For example, we can use it as input to assay_by_var to
plot the assay distribution coloured by presence of a particular genetic
marker
assay_by_var(cip_bin, measure = "mic", colour_by = "parC_S80I", antibiotic = "Ciprofloxacin")
#> WARNING: Column 'drug_agent' not found in phenotype table, so can't input matrix to specified antibiotic.
#> Ensure your input table is already filtered to the antibiotic.
# count the number of gyrA mutations per genome
gyrA_mut <- cip_bin %>%
dplyr::mutate(gyrA_mut = rowSums(across(contains("gyrA_") & where(is.numeric)), na.rm = T)) %>%
select(mic, gyrA_mut)
# plot the MIC distribution, coloured by count of gyrA mutations
mic_by_gyrA_count <- assay_by_var(gyrA_mut, measure = "mic", colour_by = "gyrA_mut", colour_legend_label = "No. gyrA mutations", antibiotic = "Ciprofloxacin")
#> WARNING: Column 'drug_agent' not found in phenotype table, so can't input matrix to specified antibiotic.
#> Ensure your input table is already filtered to the antibiotic.
mic_by_gyrA_count
# count the number of genetic determinants per genome
marker_count <- cip_bin %>%
mutate(marker_count = rowSums(across(where(is.numeric) & !any_of(c("R", "NWT"))), na.rm = T)) %>%
select(mic, marker_count)
# plot the MIC distribution, coloured by count of associated genetic markers
mic_by_marker_count <- assay_by_var(marker_count, measure = "mic", colour_by = "marker_count", colour_legend_label = "No. markers detected", antibiotic = "Ciprofloxacin", bar_cols = viridisLite::viridis(max(marker_count$marker_count) + 1))
#> WARNING: Column 'drug_agent' not found in phenotype table, so can't input matrix to specified antibiotic.
#> Ensure your input table is already filtered to the antibiotic.
mic_by_marker_count
6. Model a binary drug phenotype using genetic marker presence/absence data
Logistic regression models can be informative to get an overview of the association between a drug resistance phenotype, and each marker thought to be associated with the relevant drug class.
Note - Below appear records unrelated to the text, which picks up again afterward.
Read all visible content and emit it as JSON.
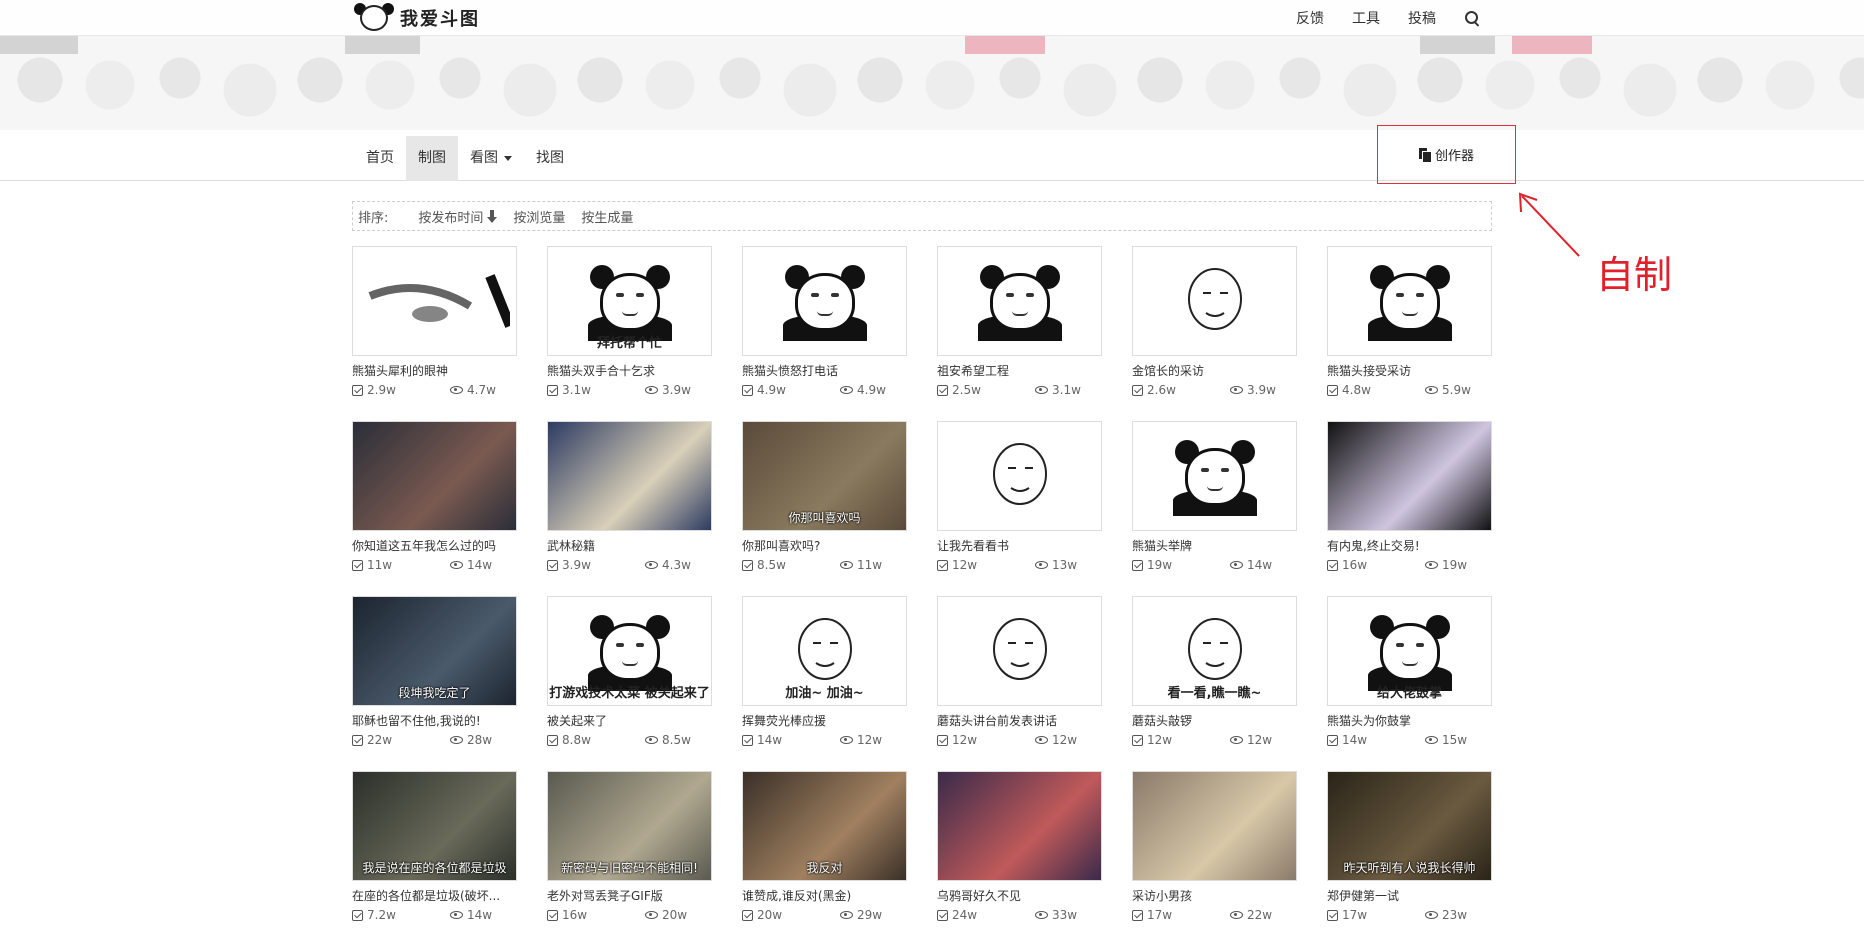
{
  "site": {
    "logo_text": "我爱斗图"
  },
  "topnav": {
    "feedback": "反馈",
    "tools": "工具",
    "submit": "投稿"
  },
  "subnav": {
    "items": [
      "首页",
      "制图",
      "看图",
      "找图"
    ],
    "creator": "创作器"
  },
  "annotation": {
    "text": "自制"
  },
  "sort": {
    "label": "排序:",
    "by_time": "按发布时间",
    "by_views": "按浏览量",
    "by_generated": "按生成量"
  },
  "items": [
    {
      "title": "熊猫头犀利的眼神",
      "made": "2.9w",
      "views": "4.7w",
      "caption": "",
      "kind": "blur"
    },
    {
      "title": "熊猫头双手合十乞求",
      "made": "3.1w",
      "views": "3.9w",
      "caption": "拜托帮个忙",
      "kind": "panda"
    },
    {
      "title": "熊猫头愤怒打电话",
      "made": "4.9w",
      "views": "4.9w",
      "caption": "",
      "kind": "panda"
    },
    {
      "title": "祖安希望工程",
      "made": "2.5w",
      "views": "3.1w",
      "caption": "",
      "kind": "panda"
    },
    {
      "title": "金馆长的采访",
      "made": "2.6w",
      "views": "3.9w",
      "caption": "",
      "kind": "sketch"
    },
    {
      "title": "熊猫头接受采访",
      "made": "4.8w",
      "views": "5.9w",
      "caption": "",
      "kind": "panda"
    },
    {
      "title": "你知道这五年我怎么过的吗",
      "made": "11w",
      "views": "14w",
      "caption": "",
      "kind": "photo",
      "c1": "#2a2e38",
      "c2": "#7a5a50"
    },
    {
      "title": "武林秘籍",
      "made": "3.9w",
      "views": "4.3w",
      "caption": "",
      "kind": "photo",
      "c1": "#2d3b63",
      "c2": "#d9d0b8"
    },
    {
      "title": "你那叫喜欢吗?",
      "made": "8.5w",
      "views": "11w",
      "caption": "你那叫喜欢吗",
      "kind": "photo",
      "c1": "#5a4a3a",
      "c2": "#8a7a5e"
    },
    {
      "title": "让我先看看书",
      "made": "12w",
      "views": "13w",
      "caption": "",
      "kind": "sketch"
    },
    {
      "title": "熊猫头举牌",
      "made": "19w",
      "views": "14w",
      "caption": "",
      "kind": "panda"
    },
    {
      "title": "有内鬼,终止交易!",
      "made": "16w",
      "views": "19w",
      "caption": "",
      "kind": "photo",
      "c1": "#111111",
      "c2": "#cfc5e0"
    },
    {
      "title": "耶稣也留不住他,我说的!",
      "made": "22w",
      "views": "28w",
      "caption": "段坤我吃定了",
      "kind": "photo",
      "c1": "#1c2430",
      "c2": "#4a5a6a"
    },
    {
      "title": "被关起来了",
      "made": "8.8w",
      "views": "8.5w",
      "caption": "打游戏技术太菜 被关起来了",
      "kind": "panda"
    },
    {
      "title": "挥舞荧光棒应援",
      "made": "14w",
      "views": "12w",
      "caption": "加油~ 加油~",
      "kind": "sketch"
    },
    {
      "title": "蘑菇头讲台前发表讲话",
      "made": "12w",
      "views": "12w",
      "caption": "",
      "kind": "sketch"
    },
    {
      "title": "蘑菇头敲锣",
      "made": "12w",
      "views": "12w",
      "caption": "看一看,瞧一瞧~",
      "kind": "sketch"
    },
    {
      "title": "熊猫头为你鼓掌",
      "made": "14w",
      "views": "15w",
      "caption": "给大佬鼓掌",
      "kind": "panda"
    },
    {
      "title": "在座的各位都是垃圾(破坏...",
      "made": "7.2w",
      "views": "14w",
      "caption": "我是说在座的各位都是垃圾",
      "kind": "photo",
      "c1": "#2a2f2a",
      "c2": "#6a6a5a"
    },
    {
      "title": "老外对骂丢凳子GIF版",
      "made": "16w",
      "views": "20w",
      "caption": "新密码与旧密码不能相同!",
      "kind": "photo",
      "c1": "#5a5a50",
      "c2": "#b0a890"
    },
    {
      "title": "谁赞成,谁反对(黑金)",
      "made": "20w",
      "views": "29w",
      "caption": "我反对",
      "kind": "photo",
      "c1": "#3a3028",
      "c2": "#a08060"
    },
    {
      "title": "乌鸦哥好久不见",
      "made": "24w",
      "views": "33w",
      "caption": "",
      "kind": "photo",
      "c1": "#3a2a4a",
      "c2": "#c05a5a"
    },
    {
      "title": "采访小男孩",
      "made": "17w",
      "views": "22w",
      "caption": "",
      "kind": "photo",
      "c1": "#8a7a6a",
      "c2": "#d8c8a8"
    },
    {
      "title": "郑伊健第一试",
      "made": "17w",
      "views": "23w",
      "caption": "昨天听到有人说我长得帅",
      "kind": "photo",
      "c1": "#2a2418",
      "c2": "#6a5a40"
    }
  ]
}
The amr_logistic() function uses the
get_binary_matrix function to generate binary-coded
genotype and phenotype data for a specified drug and class; and fits two
logistic regression models of the form
R ~ marker1 + marker2 + marker3 + ... and
NWT ~ marker1 + marker2 + marker3 + ....
Note that the ‘NWT’ variable in the latter model can be taken either
from a precomputed ECOFF-based call of WT=wildtype/NWT=nonwildtype
(encoded in the input column ecoff_col), or computed from
the S/I/R phenotype as NWT=R/I and WT=S.
The amr_logistic() function can fit the model using
either the standard logistic regression approach implemented in the
glm() function, or Firth’s bias-reduced
penalized-likelihood logistic regression implemented in the
logistf package. The default is to use Firth’s regression,
as standard logistic regression can fail if there are too few
observations in some subgroups, which happens quite often with this kind
of data. To use glm() instead, set
glm=TRUE.
The function also filters out markers with too few observations in
the combined genotype/phenotype dataset. The default minimum is 10 but
this can be changed using the maf parameter (maf stands for
‘minor allele frequency’). If you are having trouble fitting models, it
may be because too many markers and combinations have very few
observations, and you might try increasing the maf value to
ensure that rare markers are excluded prior to model fitting.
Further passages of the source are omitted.